Verleumdungsanzeige im Folterfall
Im Fall des von WEGA-Polizisten in einer Lagerhalle gequälten Schubhäftlings Bakary J. sind die Behörden am Zug: Drei der vier aus dem Dienst entlassenen Beamten beantragten eine Wiederaufnahme des Verfahrens – und könnten demnächst selbst mit einem weiteren Verfahren konfrontiert sein. Nikolaus Rast, der Anwalt des gebürtigen Gambiers, sieht in der Argumentation der Ex-Polizisten den Tatbestand der Verleumdung erfüllt und bringt diesen zur Anzeige.
Vier Mal berichtete die Krone über die verurteilten Polizisten, die ihre Geständnisse aus dem Jahr 2006 widerrufen, weil ihre Vorgesetzten sie reingelegt hätten: Ihnen sei als Gegenleistung für die Bestätigung des Vorfalls ein Verbleib im Dienst versprochen worden. 2012 war ihre Entlassung rechtskräftig.
Rast rechnet nicht damit, dass der Richtersenat dem Antrag stattgibt. "Das wird in der Post-Einlaufstelle des Gerichts eingestellt." Der Jurist sagt, dass die Beamten Glück gehabt hätten, nicht wegen versuchten Mordes vor Gericht gestanden zu sein. Es gebe Gutachten, Sachbeweise, die Aussage des Opfers sowie die Geständnisse der Folterer, die erst mit der Wahrheit ans Tageslicht gerückt seien, als das Büro für interne Angelegenheiten mittels Telefonauswertungen eine Unwahrheit nach der anderen in ihren Aussagen aufgedeckt habe.
"Glatte Lüge"
Im Kern streiten im Antrag die zu milden Haftstrafen verurteilten Polizisten ab, J. die Verletzungen zugefügt zu haben. Er habe (siehe Faksimile) diesbezüglich "offensichtlich die Unwahrheit" gesagt.
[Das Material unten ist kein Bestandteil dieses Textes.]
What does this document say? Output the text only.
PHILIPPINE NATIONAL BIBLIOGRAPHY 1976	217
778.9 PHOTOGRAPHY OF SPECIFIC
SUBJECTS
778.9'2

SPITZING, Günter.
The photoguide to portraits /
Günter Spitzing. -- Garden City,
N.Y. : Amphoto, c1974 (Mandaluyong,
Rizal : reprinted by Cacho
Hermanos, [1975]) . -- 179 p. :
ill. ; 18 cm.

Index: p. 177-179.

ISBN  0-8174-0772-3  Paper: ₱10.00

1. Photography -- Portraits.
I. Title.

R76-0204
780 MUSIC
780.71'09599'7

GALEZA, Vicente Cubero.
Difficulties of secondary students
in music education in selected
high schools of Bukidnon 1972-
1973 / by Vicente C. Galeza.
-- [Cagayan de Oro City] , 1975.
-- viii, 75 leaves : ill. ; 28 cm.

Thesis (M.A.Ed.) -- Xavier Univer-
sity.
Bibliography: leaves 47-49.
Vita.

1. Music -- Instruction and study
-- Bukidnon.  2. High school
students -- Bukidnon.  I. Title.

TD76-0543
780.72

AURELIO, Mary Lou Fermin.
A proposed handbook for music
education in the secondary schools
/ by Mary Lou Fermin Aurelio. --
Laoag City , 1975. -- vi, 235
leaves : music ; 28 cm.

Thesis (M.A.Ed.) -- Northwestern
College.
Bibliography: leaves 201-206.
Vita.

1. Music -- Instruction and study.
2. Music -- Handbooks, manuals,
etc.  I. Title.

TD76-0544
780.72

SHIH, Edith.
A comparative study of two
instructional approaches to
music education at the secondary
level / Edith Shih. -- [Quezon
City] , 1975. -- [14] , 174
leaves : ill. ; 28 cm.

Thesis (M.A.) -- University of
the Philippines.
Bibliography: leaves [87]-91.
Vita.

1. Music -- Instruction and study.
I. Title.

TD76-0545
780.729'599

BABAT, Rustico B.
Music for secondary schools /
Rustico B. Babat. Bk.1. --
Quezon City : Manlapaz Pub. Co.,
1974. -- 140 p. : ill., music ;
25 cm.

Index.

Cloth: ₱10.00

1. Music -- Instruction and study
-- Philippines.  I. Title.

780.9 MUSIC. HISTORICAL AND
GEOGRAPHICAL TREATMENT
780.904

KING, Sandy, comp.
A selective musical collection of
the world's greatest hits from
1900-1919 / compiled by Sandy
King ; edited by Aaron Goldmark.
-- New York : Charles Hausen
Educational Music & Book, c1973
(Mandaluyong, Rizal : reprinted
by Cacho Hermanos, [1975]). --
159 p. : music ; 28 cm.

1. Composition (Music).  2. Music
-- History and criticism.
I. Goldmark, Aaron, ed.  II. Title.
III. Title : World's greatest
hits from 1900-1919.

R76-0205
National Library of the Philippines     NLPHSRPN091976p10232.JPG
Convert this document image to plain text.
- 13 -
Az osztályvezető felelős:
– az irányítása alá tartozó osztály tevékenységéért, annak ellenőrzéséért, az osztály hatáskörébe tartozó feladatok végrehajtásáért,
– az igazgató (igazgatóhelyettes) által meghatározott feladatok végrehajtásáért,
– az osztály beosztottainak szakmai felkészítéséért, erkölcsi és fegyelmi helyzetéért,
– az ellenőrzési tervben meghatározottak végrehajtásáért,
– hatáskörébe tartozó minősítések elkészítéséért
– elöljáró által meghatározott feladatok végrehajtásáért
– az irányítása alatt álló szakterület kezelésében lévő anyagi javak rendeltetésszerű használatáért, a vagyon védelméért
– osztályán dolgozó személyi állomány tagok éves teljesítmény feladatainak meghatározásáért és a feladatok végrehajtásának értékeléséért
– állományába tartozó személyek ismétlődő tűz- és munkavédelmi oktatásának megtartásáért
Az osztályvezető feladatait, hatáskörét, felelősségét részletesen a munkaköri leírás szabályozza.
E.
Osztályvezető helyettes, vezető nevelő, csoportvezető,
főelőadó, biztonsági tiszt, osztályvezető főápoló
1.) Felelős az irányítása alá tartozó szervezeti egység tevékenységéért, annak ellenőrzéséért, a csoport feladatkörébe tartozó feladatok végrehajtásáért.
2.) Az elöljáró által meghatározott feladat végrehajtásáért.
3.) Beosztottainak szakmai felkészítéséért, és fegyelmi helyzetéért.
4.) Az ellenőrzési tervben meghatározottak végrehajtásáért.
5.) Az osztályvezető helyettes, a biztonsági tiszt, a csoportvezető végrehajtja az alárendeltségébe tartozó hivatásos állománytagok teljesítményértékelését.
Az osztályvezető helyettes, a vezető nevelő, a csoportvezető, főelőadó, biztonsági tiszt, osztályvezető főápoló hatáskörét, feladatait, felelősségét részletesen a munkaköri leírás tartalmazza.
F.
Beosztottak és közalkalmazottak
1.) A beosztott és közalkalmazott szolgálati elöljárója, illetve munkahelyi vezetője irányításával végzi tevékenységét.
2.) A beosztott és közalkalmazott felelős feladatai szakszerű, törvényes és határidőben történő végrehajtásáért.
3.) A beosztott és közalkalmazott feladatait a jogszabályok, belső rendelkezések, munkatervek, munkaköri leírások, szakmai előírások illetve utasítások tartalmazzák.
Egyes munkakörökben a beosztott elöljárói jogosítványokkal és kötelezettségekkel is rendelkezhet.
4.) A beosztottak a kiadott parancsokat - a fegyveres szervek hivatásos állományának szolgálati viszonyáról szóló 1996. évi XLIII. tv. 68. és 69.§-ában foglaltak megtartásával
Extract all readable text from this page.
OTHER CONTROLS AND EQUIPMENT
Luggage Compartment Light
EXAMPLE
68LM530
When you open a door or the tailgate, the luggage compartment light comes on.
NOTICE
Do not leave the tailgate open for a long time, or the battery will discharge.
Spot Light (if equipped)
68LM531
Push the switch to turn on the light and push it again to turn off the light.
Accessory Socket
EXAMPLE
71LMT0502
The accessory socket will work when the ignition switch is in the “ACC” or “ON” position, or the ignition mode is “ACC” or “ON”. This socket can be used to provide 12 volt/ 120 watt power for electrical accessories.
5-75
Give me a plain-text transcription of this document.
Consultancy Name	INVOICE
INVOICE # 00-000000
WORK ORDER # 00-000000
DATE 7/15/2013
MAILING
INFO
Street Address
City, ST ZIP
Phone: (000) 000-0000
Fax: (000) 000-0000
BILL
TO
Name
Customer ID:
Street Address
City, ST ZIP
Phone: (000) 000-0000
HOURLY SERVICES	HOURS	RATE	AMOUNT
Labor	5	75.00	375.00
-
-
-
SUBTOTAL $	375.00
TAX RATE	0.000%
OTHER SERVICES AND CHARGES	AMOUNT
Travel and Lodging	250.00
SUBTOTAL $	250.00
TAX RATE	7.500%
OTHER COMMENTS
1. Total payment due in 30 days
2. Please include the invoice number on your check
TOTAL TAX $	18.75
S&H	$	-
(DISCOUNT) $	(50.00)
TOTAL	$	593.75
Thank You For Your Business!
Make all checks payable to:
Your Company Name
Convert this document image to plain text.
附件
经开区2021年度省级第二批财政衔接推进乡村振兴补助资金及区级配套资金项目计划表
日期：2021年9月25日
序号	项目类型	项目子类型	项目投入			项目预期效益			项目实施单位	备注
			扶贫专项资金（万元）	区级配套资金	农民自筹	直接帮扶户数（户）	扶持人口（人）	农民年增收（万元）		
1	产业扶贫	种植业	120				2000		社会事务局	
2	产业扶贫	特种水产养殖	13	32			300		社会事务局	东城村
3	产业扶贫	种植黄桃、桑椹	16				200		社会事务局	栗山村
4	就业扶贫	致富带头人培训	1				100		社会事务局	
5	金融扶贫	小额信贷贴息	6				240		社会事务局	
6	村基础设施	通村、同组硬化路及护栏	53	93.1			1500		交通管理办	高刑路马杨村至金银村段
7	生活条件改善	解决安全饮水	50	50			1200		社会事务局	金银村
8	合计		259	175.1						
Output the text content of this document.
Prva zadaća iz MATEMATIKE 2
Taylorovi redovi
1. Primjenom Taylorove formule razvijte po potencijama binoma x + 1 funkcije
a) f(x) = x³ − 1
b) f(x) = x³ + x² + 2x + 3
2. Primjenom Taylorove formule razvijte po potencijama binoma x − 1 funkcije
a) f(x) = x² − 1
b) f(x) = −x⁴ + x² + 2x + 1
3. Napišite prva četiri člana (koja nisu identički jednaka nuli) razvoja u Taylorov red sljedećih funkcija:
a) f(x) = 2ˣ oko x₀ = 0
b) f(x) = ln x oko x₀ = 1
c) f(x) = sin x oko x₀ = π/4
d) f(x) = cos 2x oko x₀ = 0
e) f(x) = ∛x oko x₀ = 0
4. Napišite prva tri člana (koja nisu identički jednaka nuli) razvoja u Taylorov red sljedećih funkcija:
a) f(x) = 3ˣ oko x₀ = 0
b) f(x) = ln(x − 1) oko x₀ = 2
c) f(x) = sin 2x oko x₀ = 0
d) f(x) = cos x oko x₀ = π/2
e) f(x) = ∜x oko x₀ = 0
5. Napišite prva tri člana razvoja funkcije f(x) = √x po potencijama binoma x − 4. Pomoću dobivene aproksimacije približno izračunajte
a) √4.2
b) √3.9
Rast, der bereits ein Schadenersatzverfahren für seinen Mandanten führt, reagiert deshalb mit einer Verleumdungsanzeige und sagt: "Das ist eine Unterstellung und eine glatte Lüge." Der Hintergrund für die Aktion der Ex-Beamten sei Angst vor den finanziellen Folgen des Schadenersatzverfahrens. Denn das Innenministerium hatte angekündigt, sich jeden Cent von ihnen zurückholen zu wollen.
Um eine Wiederaufnahme zu erreichen, muss ein neues Beweismittel vorliegen. Laut Maria Zehetbauer, der Anwältin der ehemaligen WEGA-Beamten, handelt es sich um ein medizinisches Gutachten. Es stützt sich auf die einstigen Aussagen von Ärzten, die nichts von den später auf einem Foto klar ersichtlichen Verletzungen gesehen haben wollen. "Die Ärzte können sich die darauf ersichtlichen Verletzungen nicht erklären", sagt Zehetbauer.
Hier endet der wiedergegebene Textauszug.